En 1937 et 1938, la Kokusai Eiga Kyôkai (= association internationale de cinéma) édita un ouvrage en anglais visant à promouvoir les productions japonaises à l’étranger. Ce premier volume comprend des textes sur l’Histoire du cinéma de l’archipel, sur ses caractéristiques marquantes, sur ses liens avec le théâtre shingeki, sur sa musique, sur son industrie et sur sa législation. Neuf films récents sont présentés, de nombreuses photos d’exploitation sont proposées ainsi que des portraits des principaux acteurs, actrices et réalisateurs.

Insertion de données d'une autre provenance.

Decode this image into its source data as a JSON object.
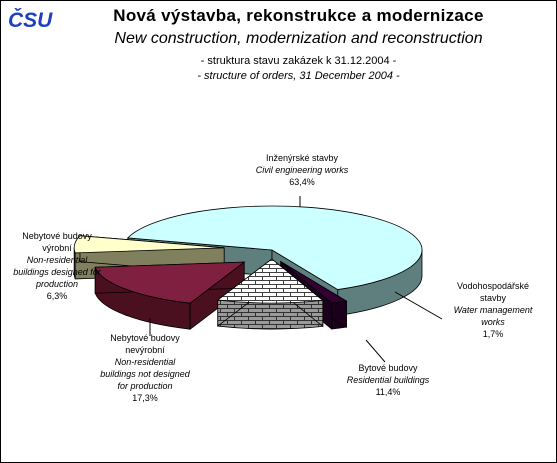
{
  "logo": {
    "text": "ČSU",
    "color": "#1f3fbf"
  },
  "header": {
    "title_cs": "Nová výstavba, rekonstrukce a  modernizace",
    "title_en": "New construction, modernization and reconstruction",
    "subtitle_cs": "- struktura stavu zakázek k 31.12.2004 -",
    "subtitle_en": "- structure of orders, 31 December 2004 -"
  },
  "chart_data": {
    "type": "pie",
    "title": "Nová výstavba, rekonstrukce a  modernizace",
    "subtitle": "New construction, modernization and reconstruction",
    "legend": "none",
    "unit": "%",
    "slices": [
      {
        "label_cs": "Inženýrské stavby",
        "label_en": "Civil engineering works",
        "value": 63.4,
        "value_label": "63,4%",
        "color": "#ccffff",
        "side_color": "#5f7f7f"
      },
      {
        "label_cs": "Vodohospodářské stavby",
        "label_en": "Water management works",
        "value": 1.7,
        "value_label": "1,7%",
        "color": "#330033",
        "side_color": "#1a001a"
      },
      {
        "label_cs": "Bytové budovy",
        "label_en": "Residential buildings",
        "value": 11.4,
        "value_label": "11,4%",
        "color": "#ffffff",
        "side_color": "#808080",
        "pattern": "brick"
      },
      {
        "label_cs": "Nebytové budovy nevýrobní",
        "label_en": "Non-residential buildings not designed for production",
        "value": 17.3,
        "value_label": "17,3%",
        "color": "#802040",
        "side_color": "#4a1020"
      },
      {
        "label_cs": "Nebytové budovy výrobní",
        "label_en": "Non-residential buildings designed for production",
        "value": 6.3,
        "value_label": "6,3%",
        "color": "#ffffcc",
        "side_color": "#80805f"
      }
    ]
  },
  "labels": {
    "civil": {
      "l1": "Inženýrské stavby",
      "l2": "Civil engineering works",
      "v": "63,4%"
    },
    "water": {
      "l1": "Vodohospodářské",
      "l2": "stavby",
      "l3": "Water management",
      "l4": "works",
      "v": "1,7%"
    },
    "resid": {
      "l1": "Bytové budovy",
      "l2": "Residential buildings",
      "v": "11,4%"
    },
    "nonprod": {
      "l1": "Nebytové budovy",
      "l2": "nevýrobní",
      "l3": "Non-residential",
      "l4": "buildings not designed",
      "l5": "for production",
      "v": "17,3%"
    },
    "prod": {
      "l1": "Nebytové budovy",
      "l2": "výrobní",
      "l3": "Non-residential",
      "l4": "buildings designed for",
      "l5": "production",
      "v": "6,3%"
    }
  }
}
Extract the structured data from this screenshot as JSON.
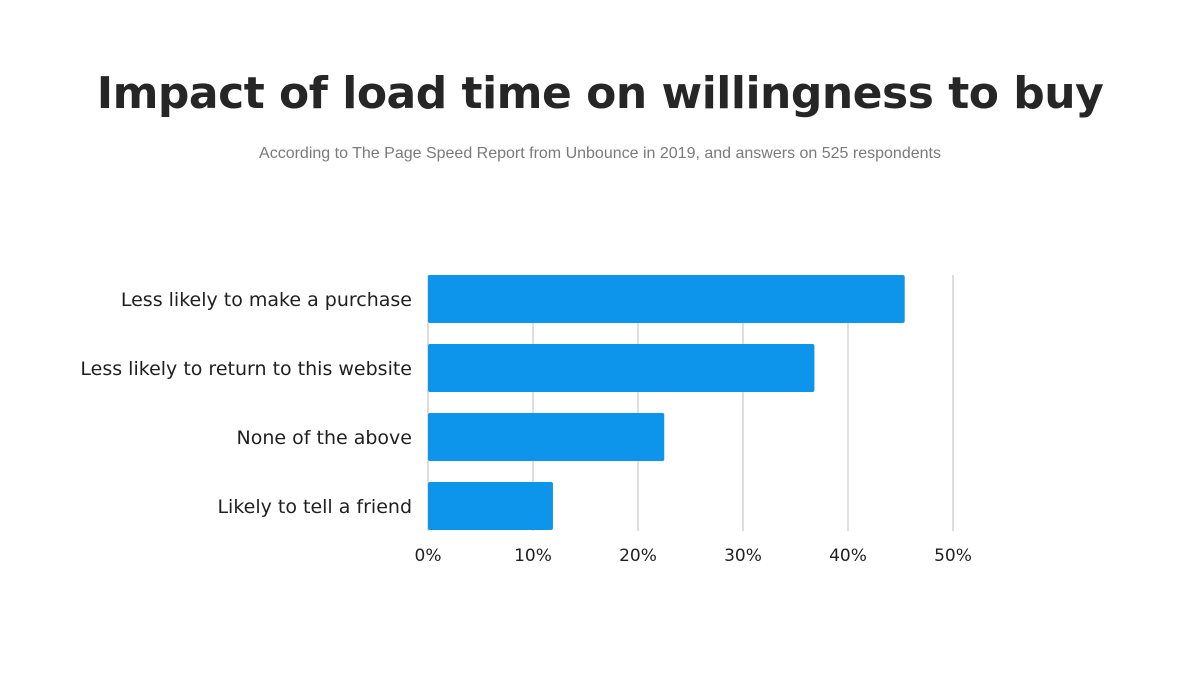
{
  "chart_data": {
    "type": "bar",
    "orientation": "horizontal",
    "title": "Impact of load time on willingness to buy",
    "subtitle": "According to The Page Speed Report from Unbounce in 2019, and answers on 525 respondents",
    "categories": [
      "Less likely to make a purchase",
      "Less likely to return to this website",
      "None of the above",
      "Likely to tell a friend"
    ],
    "values": [
      45.4,
      36.8,
      22.5,
      11.9
    ],
    "xlim": [
      0,
      50
    ],
    "xticks": [
      0,
      10,
      20,
      30,
      40,
      50
    ],
    "xtick_labels": [
      "0%",
      "10%",
      "20%",
      "30%",
      "40%",
      "50%"
    ],
    "xlabel": "",
    "ylabel": "",
    "grid": true,
    "bar_color": "#0c95eb",
    "grid_color": "#d3d3d3"
  }
}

J’ai déjà signalé l’intérêt que je porte aux anciens bouquins sur le cinéma japonais, qui développent souvent des approches originales et fournissent des informations aujourd’hui ignorées. J’ai donc été ravi de récupérer les deux Cinema Year Book of Japan sur archive.org. Celui de 1936-1937 n’est malheureusement plus disponible sur le site à cause de son récent piratage, j’espère qu’il reviendra. Il y a à boire et à manger dans ce recueil, entre une Histoire partiale adoptant un point de vue dédaigneux et modernisateur sur le cinéma muet, de brèves critiques insignifiantes pour un lecteur de 2024 et un essai de Foujita qui admet qu’il n’y connait rien en cinéma japonais. J’ai en revanche apprécié l’article sur le shingeki, celui sur la situation économique de l’industrie en 1937, avec plein de statistiques passionnantes, et celui sur le fonctionnement des salles (horaires, modes de tarification…). Ces données précises que je n’avais jamais lues ailleurs justifient à elles seules de se pencher sur ce Cinema Year Book of Japan.